There are 100 to 300 remaining wild crocodiles in Cambodia, which is irrigated by the Upper Mekong Basin. There were over 10,000 of them 10 years ago. The eggs and immature crocodiles are collected and caught around Tonle Sap Lake. The breeders look for crocodiles born in natural wetlands. These crocodiles are more resistant to illness and their reproduction rates are higher than farmed crocodiles.
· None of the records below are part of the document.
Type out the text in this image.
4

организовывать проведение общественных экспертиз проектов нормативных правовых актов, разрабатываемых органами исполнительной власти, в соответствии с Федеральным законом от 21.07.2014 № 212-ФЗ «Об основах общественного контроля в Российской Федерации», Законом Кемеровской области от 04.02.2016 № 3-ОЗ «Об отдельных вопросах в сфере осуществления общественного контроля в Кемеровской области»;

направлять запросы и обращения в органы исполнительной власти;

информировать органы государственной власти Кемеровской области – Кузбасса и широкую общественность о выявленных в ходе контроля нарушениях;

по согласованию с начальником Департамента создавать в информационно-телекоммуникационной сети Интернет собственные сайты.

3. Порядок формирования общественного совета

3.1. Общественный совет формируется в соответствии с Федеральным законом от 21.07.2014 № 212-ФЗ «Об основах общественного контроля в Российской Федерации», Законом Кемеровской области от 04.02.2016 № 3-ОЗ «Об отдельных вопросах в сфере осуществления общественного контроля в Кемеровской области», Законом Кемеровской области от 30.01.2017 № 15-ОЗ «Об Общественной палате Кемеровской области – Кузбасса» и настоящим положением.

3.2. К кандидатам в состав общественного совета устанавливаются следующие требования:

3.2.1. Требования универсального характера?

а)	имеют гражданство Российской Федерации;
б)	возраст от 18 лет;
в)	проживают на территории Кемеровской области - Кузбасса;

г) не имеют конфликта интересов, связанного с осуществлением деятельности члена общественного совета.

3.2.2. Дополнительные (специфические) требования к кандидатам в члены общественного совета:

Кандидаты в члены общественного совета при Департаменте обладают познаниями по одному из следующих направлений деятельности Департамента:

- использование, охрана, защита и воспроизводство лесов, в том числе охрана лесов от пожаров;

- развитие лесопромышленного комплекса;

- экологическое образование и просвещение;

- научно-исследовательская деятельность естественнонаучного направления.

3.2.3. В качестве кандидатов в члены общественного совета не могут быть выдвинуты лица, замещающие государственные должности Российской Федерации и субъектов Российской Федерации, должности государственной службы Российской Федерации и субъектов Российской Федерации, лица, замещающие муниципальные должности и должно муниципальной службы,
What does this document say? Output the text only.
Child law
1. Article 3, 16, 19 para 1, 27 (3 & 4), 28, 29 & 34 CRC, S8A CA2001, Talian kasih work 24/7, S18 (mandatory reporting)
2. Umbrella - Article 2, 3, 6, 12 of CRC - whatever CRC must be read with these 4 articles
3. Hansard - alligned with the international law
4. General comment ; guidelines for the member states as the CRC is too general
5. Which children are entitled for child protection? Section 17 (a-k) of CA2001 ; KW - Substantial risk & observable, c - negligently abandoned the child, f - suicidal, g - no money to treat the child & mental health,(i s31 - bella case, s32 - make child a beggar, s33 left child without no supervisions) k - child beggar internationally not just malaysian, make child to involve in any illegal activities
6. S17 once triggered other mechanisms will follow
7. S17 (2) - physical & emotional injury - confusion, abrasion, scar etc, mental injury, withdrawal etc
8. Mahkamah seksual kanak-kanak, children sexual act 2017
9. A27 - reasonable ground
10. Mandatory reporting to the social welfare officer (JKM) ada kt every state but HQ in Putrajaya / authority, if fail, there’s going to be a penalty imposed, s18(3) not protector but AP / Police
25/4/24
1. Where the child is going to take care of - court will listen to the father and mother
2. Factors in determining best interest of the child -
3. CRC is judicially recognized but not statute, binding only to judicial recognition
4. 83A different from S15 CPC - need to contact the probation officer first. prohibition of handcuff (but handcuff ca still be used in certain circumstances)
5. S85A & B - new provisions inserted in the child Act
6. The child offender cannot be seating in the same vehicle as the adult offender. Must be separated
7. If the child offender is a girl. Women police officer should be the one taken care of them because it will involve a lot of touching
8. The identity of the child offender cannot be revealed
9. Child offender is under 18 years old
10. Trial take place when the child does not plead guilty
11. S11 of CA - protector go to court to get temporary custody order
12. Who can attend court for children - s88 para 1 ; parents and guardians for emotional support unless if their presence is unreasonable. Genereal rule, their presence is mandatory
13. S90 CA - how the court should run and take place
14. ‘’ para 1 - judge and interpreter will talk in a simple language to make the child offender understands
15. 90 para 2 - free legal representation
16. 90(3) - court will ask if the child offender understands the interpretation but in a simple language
Each year, 4 million snakes are fished to feed around 200,000 farmed crocodiles. “Crocodiles prefer snakes to fish because of their warm blood,” claims a leader of the Cambodian crocodile industry. The snakes of Tonle Sap lake are endangered. The snakes are now fished with gillnets. One of the snake species, Enhydris longicauda, is endemic to the lake. The water snakes are an essential part of wetland ecosystems. They feed the birds . . . and the last wild crocodiles. The intensive crocodile farms of Cambodia are ecological disasters and significant sources of profit.
They supply the market for shoes, bags, belts and wallets, and mobile phone and tablet sheaths.
Kering wants to import skins from Cambodia. An initial test on 1,000 skins is planned.
“We have the softest skins,” claims the president of the Association of Cambodian Crocodile Farm Development. For this promising test, Cambodia and Kering can count on a favorable opinion from CITES. If Kering continues on this path, this could taint its image in France and elsewhere.